Moret Isabelle · Nationalrat · 2013-04-17
Moret Isabelle · Nationalrat · Waadt · FDP-Liberale Fraktion · 2013-04-17
Wortprotokoll
Un retour en arrière de 10 ans! Voilà ce que demande cette initiative. Sous prétexte d'économies dans l'assurance-maladie, le comité d'initiative propose en réalité une remise en question de la solution des délais pour autoriser l'avortement.
Après plusieurs questions en commission, la réponse du comité d'initiative, composé de personnalités conservatrices religieuses, a été très claire: oui, il s'agit de remettre en cause la décision du peuple suisse de juin 2002 qui [PAGE 667] acceptait la solution des délais par une large majorité de 72,2 pour cent. Les initiants veulent à nouveau criminaliser l'avortement; plus de manière directe, par une condamnation pénale, mais de manière indirecte, par une condamnation financière.

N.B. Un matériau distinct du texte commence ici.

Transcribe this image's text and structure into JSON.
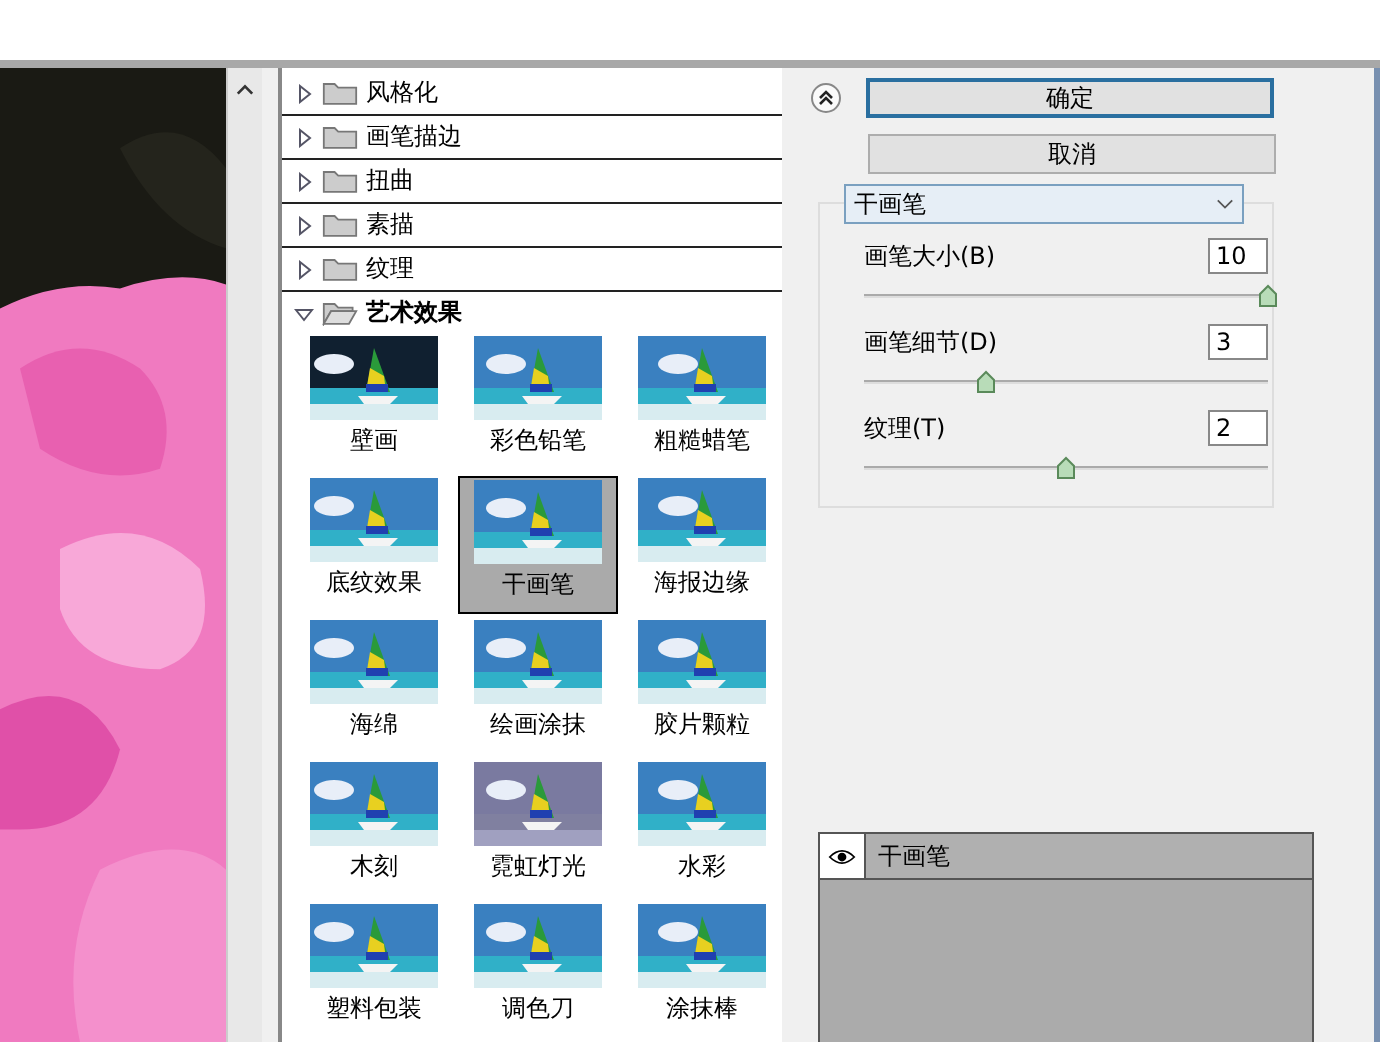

Il y a plus de dix ans, c'était une autorité médicale qui décidait: "Oui, Madame, Mademoiselle, vous avez le droit d'avorter, vous n'êtes pas une criminelle" ou au contraire "Non, vous n'avez pas le droit et si vous interrompez votre grossesse, vous êtes une criminelle". Avec l'initiative, une même autorité médicale décidera: "Oui, Madame, Mademoiselle, vous avez le droit d'avorter et vous serez remboursée" ou "Non, si vous interrompez votre grossesse, vous ne serez pas remboursée".
En cherchant à retirer les coûts de l'interruption de grossesse de l'assurance-maladie obligatoire, les initiants touchent les femmes et les couples au niveau du porte-monnaie. Mais leur manoeuvre s'attaque aux mauvaises personnes. Elle va créer des conditions de détresse pour des femmes et des couples n'ayant pas les moyens de recourir à une interruption de grossesse dans de bonnes conditions médicales. Veut-on assister au retour des faiseuses d'anges? Veut-on voir des femmes au revenu modeste se tourner vers des solutions précaires, vers des avortements de deuxième qualité? Voulons-nous vivre le psychodrame qu'a traversé il y a quelques mois l'Irlande suite au décès d'une femme à laquelle on a refusé une interruption de grossesse?
Rappelons que lors de la votation de 2002, il a été très clairement expliqué que désormais les avortements seraient pris en charge par l'assurance-maladie. Et trois Suisses sur quatre ont très clairement accepté ce principe.
L'introduction du régime du délai n'a pas entraîné en Suisse d'augmentation du nombre d'interruptions de grossesse. Ce nombre est aussi très faible en comparaison européenne. Notre pays met l'accent sur la prévention en matière de grossesse non volontaire. Tous les témoignages le démontrent: avorter n'est jamais une décision facile, jamais une décision prise à la légère.
Même si l'on reste sur un strict plan financier, les économies relatives à ces coûts représenteront une goutte d'eau par rapport aux coûts totaux de l'assurance-maladie. A l'inverse, un avortement bon marché qui tourne mal et qui nécessite une hospitalisation sera obligatoirement pris en charge par l'assurance-maladie. L'un dans l'autre il n'y aura globalement aucune économie.
Je vous remercie de recommander le rejet de cette initiative.